На втором виске эмиссара тоже образовалась крупная капля пота. М-м-м… интересно, какая она на вкус? Такая же кофейно-мускатная, как и сам цварг, или всё-таки солоноватая? И бывают ли у цваргов инфаркты?
— Фабрис, скажи, а если женщина на твоих глазах будет удовлетворять себя — это тоже грязь?
— Что?
Непростительно долгую секунду Робер переваривал вопрос, а затем его глаза потемнели настолько, что теперь их точно можно было бы назвать чёрными. Крылья носа расшились, а от лица отхлынула кровь.
Мне же… даже делать ничего не пришлось. Я просто демонстративно отпустила грудь, прикрыла ресницы и нырнула рукой под воду. Воображение мужчины всё само дорисует, а гораздо ярче по рогам цварга ударят бета-волны, стоит только вспомнить, как он сам завалил меня на узкий диван и вбивался, нависнув сверху. Это было восхитительно… Неужели такой потрясающий мужчина может серьёзно считать, что если что-то нравится обоим, то это всё равно унижает женщину?
Ответа пришлось ждать не долго.
Когда я открыла глаза, Фабриса в ванной комнате уже не было, а ещё через несколько секунд послышался характерный звук, подозрительно похожий на хлопок входной двери.
Глава 14. Ещё одна зацепка
Фабрис Робер
Пятнадцатое декабря. Планета Тур-Рин
Я выскочил под мокрый снег и шквалистый ветер без верхней одежды. Порыв ледяного воздуха налетел со спины и чуть-чуть отрезвил. К сожалению, совсем чуть-чуть.
Дышать. Надо просто дышать.
Пора было признаться хотя бы самому себе: Даня разнесла мою жизнь в клочья. В мелкие щепки разлетелись все мои убеждения, ценности, самоуважение и гордость.
Как? Каким образом? Когда?!
Я думал, что презирать себя сильнее уже нельзя, когда после допросной, отдавая полный отчёт в действиях, отправился в райский дом. Я действительно рассчитывал, что это поможет. Оно и помогло бы… если бы резонаторы не начали сходить с ума, утверждая, что Лилу и Даня — одна и та же женщина. Бред пихрячий! От этой мысли стало ещё гаже, ведь в каком-то смысле я уподоблялся мужчинам, которых считал ничтожествами. Мужчинам, которым вообще всё равно, что и кого трахать.
Дальше — больше.
Стоило увидеть Даню снова, и в крови забурлили гнусные низменные желания. В какой-то момент я был уверен, что победил их, но нет! Даня как будто целью задалась меня сломать и доказать, насколько я убог. Бескрайний космос, не девушка — проклятье! И пороховая бочка с подожжённым бикфордовым шнуром — рванёт в любую секунду!
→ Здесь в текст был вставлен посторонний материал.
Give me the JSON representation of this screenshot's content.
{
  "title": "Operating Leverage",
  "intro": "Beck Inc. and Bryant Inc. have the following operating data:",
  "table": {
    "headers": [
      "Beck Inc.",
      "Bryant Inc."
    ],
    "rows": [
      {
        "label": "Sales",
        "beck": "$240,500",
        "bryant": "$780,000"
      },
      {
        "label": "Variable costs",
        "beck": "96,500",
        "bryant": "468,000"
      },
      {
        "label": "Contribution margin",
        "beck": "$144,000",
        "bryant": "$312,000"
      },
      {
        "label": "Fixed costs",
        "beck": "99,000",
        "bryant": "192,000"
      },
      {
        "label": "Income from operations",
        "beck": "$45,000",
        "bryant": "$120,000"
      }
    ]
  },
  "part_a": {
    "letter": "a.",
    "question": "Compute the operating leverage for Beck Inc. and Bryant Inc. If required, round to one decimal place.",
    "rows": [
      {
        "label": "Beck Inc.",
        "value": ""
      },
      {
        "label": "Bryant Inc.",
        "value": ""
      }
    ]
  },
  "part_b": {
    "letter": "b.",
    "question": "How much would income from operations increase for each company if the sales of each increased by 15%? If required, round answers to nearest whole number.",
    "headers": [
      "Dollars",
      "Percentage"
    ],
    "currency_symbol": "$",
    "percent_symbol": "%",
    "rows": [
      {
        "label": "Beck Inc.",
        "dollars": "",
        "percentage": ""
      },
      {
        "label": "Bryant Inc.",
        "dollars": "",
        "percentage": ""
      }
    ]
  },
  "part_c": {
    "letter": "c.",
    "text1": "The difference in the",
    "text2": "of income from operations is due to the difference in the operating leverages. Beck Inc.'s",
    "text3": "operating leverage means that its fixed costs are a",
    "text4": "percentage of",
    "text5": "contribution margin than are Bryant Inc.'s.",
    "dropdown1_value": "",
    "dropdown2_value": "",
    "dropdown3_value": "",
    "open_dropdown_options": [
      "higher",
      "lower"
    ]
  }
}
Я подставил лицо падающим влажным снежинкам. Они моментально таяли на разгорячённой коже и холодными ручейками стекали за шиворот. Мокрая рубашка уже полностью прилипла к торсу, но это всё ещё не помогало остудиться.
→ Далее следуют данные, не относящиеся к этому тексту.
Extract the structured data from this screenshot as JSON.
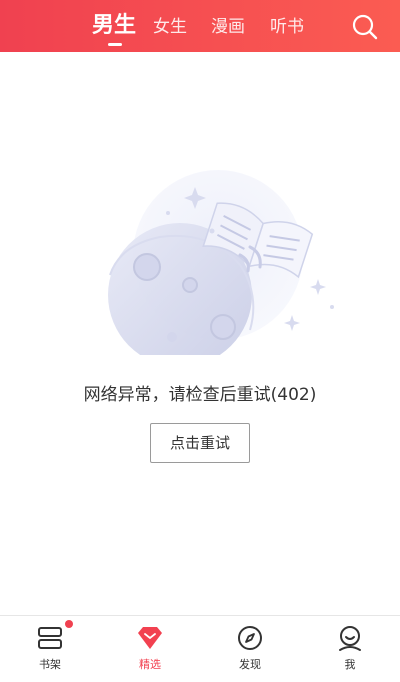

Я знал, что заходить в ванную комнату — плохая идея. Но вбитая в подкорку вежливость и предупредительность по отношению к женскому полу требовала отнести ей полотенца. Швархова праматерь! Если бы я знал, чем всё обернётся, то наплевал бы на всё и оставил полотенца на стуле в коридоре. Когда таноржка принялась ласкать свою грудь, я думал, что хуже уже быть не может. Оказалось — может.